Newest developments in antiviral treatment options in hepatitis C virus infection (HCV)
Last Updated on July 9, 2014 by Joseph Gut – thasso
July 09, 2014 – A very exiting review article in the British Medical Journal (BMJ) on July 07, 2014 discusses the newest developments in the treatment options in HCV infection. This is an excerpt from the article, which can be found here.
Hepatitis C virus (HCV) infection is a substantial health problem worldwide. Most patients infected with HCV remain chronically infected, with an increased risk of cirrhosis and hepatocellular carcinoma. Although they are associated with toxicities and low sustained viral response rates, interferon alfa and ribavirin have been the mainstay of treatment until recently. New direct acting antivirals, specifically designed to inhibit three viral proteins (the NS3/4A protease, the NS5A protein, and the NS5B RNA dependent RNA polymerase) are now becoming available. The NS3/4A inhibitor simeprevir and NS5B inhibitor sofosbuvir have recently been licensed and can reduce the length of antiviral treatment, improve response rates, and allow for interferon-free regimens for some HCV genotypes. Several other newer direct acting antivirals (protease inhibitors and NS5B inhibitors) and classes (NS5A inhibitors) of direct acting antivirals are likely to be licensed. Newer protease inhibitors will broaden the range of peginterferon-ribavirin containing regimens available, but most importantly the options available for interferon-free regimens will grow. The combinations of sofosbuvir-ledipasvir (which will be coformulated), sofosbuvir-GS-9669, and the regimens of ABT-450-ritonavir-ombitasvir-dasabuvir, and daclatasvir-asunaprevir-BMS-791325 are expected to be approved in the near future. These interferon-free regimens could enable many patients with HCV (even those with cirrhosis and those who have not responded to previous protease inhibitor based treatment) to be cured with an oral course of antivirals without the use of interferon and its associated side effects. Despite this optimism, challenges remain, particularly in the treatment of patients with HCV GT3, cirrhosis, hepatic decompensation, and liver transplantation.

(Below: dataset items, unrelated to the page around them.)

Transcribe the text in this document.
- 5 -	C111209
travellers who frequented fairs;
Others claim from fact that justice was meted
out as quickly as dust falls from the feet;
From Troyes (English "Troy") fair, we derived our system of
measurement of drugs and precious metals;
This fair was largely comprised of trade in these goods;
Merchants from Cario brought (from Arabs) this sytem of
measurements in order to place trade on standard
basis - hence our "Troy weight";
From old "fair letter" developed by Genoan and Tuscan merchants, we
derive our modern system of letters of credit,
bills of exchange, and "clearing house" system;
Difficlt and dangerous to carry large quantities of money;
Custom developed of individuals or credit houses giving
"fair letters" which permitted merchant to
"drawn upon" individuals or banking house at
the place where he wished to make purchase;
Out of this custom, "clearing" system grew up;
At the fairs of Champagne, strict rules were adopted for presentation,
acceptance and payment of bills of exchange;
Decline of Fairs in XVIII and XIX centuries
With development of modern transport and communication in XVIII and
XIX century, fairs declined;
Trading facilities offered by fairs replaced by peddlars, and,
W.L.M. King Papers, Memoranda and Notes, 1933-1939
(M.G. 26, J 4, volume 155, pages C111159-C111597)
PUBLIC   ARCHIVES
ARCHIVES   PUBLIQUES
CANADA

This recent availability of new direct acting antivirals for the treatment of HCV infection has already completely changed recommendations for treatment, and allows for a shortened and easier to tolerate treatment course for most patients infected with the virus. The optimal treatment regimens remain to be determined. Over the next year or two we expect that even more effective interferon-free regimens, with high cure rates in almost every patient, will become available. These agents are expensive; however the potential for shortened courses of treatment with high cure rates should make them cost effective, and the availability of many newer agents may lead to some price competition.

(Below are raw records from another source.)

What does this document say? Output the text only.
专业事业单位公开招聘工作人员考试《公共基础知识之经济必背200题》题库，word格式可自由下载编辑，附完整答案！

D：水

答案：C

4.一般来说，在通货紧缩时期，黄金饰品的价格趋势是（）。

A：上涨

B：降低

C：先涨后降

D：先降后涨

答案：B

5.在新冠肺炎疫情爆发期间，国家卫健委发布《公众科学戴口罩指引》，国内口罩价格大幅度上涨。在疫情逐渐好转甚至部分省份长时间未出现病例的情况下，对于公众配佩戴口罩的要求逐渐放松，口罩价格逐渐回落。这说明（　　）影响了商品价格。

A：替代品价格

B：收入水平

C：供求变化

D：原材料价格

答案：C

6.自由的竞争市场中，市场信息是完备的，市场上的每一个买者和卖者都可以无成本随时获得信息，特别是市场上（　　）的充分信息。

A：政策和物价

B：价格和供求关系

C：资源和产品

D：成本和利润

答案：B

HCV treatment guidelines are available from both the American Association for the Study of Liver Disease (AASLD; www.aasld.org) and the European Association for the Study of Liver Diseases (EASL, www.easl.eu). At the time of writing, while recommendations on use of the direct acting antivirals telaprevir and boceprevir are provided, neither of these guidelines includes the recently licensed agents simeprevir and sofosbuvir. Owing to the rapidly changing treatment landscape, AASLD and the Infectious Diseases Society of America (www.idsociety.org) have produced a website with newer guidelines for treatment of HCV (www.hcvguidelines.org). It is anticipated that this will be updated regularly as new agents become available.